Le directeur régional du Timbuktu Institute, Bakary Sambe, plaide pour une implication renforcée des leaders religieux, traditionnels et communautaires. Selon lui, ces acteurs constituent des piliers essentiels pour bâtir un “dialogue éclairé” capable de prévenir les dérives extrémistes.

Cette orientation s’inscrit dans le cadre du projet SEN Résilience II, qui vise à renforcer les capacités des populations locales des régions de Kédougou et de Tambacounda face aux menaces sécuritaires. Soutenue par la Fondation Konrad Adenauer avec l’appui de l’Union européenne, cette initiative repose notamment sur l’organisation de dialogues interreligieux et de sessions de sensibilisation.

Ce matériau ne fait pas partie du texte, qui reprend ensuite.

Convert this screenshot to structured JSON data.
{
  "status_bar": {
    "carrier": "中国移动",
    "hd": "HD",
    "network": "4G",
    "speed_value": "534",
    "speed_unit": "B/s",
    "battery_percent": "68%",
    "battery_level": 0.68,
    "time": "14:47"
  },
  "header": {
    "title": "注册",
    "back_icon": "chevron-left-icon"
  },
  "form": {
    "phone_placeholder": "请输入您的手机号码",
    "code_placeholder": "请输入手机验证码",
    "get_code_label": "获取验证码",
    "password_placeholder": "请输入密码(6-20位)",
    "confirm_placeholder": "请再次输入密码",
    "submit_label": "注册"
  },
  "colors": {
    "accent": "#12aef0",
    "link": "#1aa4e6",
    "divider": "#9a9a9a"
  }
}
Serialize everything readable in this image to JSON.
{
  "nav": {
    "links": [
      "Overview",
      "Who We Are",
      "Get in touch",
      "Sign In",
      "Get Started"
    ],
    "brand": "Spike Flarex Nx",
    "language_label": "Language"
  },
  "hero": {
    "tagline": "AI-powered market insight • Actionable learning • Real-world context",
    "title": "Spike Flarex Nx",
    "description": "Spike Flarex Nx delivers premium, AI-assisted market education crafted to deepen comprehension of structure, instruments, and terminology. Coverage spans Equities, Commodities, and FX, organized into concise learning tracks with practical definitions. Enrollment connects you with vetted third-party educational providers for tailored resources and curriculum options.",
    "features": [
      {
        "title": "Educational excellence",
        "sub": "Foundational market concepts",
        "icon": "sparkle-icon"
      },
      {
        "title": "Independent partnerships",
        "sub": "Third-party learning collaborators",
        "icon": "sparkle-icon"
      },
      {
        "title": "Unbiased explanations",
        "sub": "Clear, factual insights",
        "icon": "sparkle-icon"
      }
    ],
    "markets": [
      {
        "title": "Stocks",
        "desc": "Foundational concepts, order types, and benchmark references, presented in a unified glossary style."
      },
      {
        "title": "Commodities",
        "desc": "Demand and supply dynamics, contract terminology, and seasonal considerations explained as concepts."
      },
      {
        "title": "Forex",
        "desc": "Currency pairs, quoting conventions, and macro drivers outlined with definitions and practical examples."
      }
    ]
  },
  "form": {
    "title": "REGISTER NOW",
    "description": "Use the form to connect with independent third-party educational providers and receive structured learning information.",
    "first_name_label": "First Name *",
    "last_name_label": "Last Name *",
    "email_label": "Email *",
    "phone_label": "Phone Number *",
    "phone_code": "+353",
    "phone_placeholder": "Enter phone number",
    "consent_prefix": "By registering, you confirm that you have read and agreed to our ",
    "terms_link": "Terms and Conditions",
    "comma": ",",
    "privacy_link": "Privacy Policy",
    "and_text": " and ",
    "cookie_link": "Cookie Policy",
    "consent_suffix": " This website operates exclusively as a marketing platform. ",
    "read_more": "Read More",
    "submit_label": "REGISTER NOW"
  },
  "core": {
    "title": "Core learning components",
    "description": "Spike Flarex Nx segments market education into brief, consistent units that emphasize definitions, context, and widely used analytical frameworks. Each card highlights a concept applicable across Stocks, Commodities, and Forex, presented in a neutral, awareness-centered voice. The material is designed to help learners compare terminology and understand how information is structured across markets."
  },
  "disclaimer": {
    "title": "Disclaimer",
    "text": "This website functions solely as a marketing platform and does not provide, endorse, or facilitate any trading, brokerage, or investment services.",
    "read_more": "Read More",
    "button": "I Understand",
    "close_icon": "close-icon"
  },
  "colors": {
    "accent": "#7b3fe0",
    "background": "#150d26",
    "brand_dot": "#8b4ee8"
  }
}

Dans un contexte régional marqué par des dynamiques transfrontalières complexes, les autorités locales saluent cette démarche. Lors d’une rencontre réunissant plusieurs leaders communautaires, l’adjoint au gouverneur chargé du développement, El Hadji Mouhamadoul Moustapha Gaye, a insisté sur la nécessité pour chaque acteur de s’approprier les outils de prévention et de promotion de la paix.

Les travaux menés par le Timbuktu Institute entre 2022 et 2024 ont mis en évidence à la fois la stabilité sociale relative de ces zones et leur exposition à des risques socioreligieux et sécuritaires. Ils soulignent également l’importance stratégique des leaders locaux, considérés comme des relais crédibles dans la prévention des conflits.

De son côté, la cheffe du projet SEN Résilience II, Wolly Lo, appelle à une meilleure coordination des initiatives et à une implication active des communautés. Elle met en avant la richesse des mécanismes traditionnels de résolution des conflits, tels que l’arbre à palabres, comme leviers à valoriser.

Au-delà des actions de sensibilisation, la stratégie vise aussi à instaurer des cadres durables d’échanges et de concertation, favorisant la cohésion sociale et la prévention des tensions. Pour les acteurs engagés, la consolidation de la paix passe avant tout par un engagement collectif, où chaque communauté joue pleinement son rôle.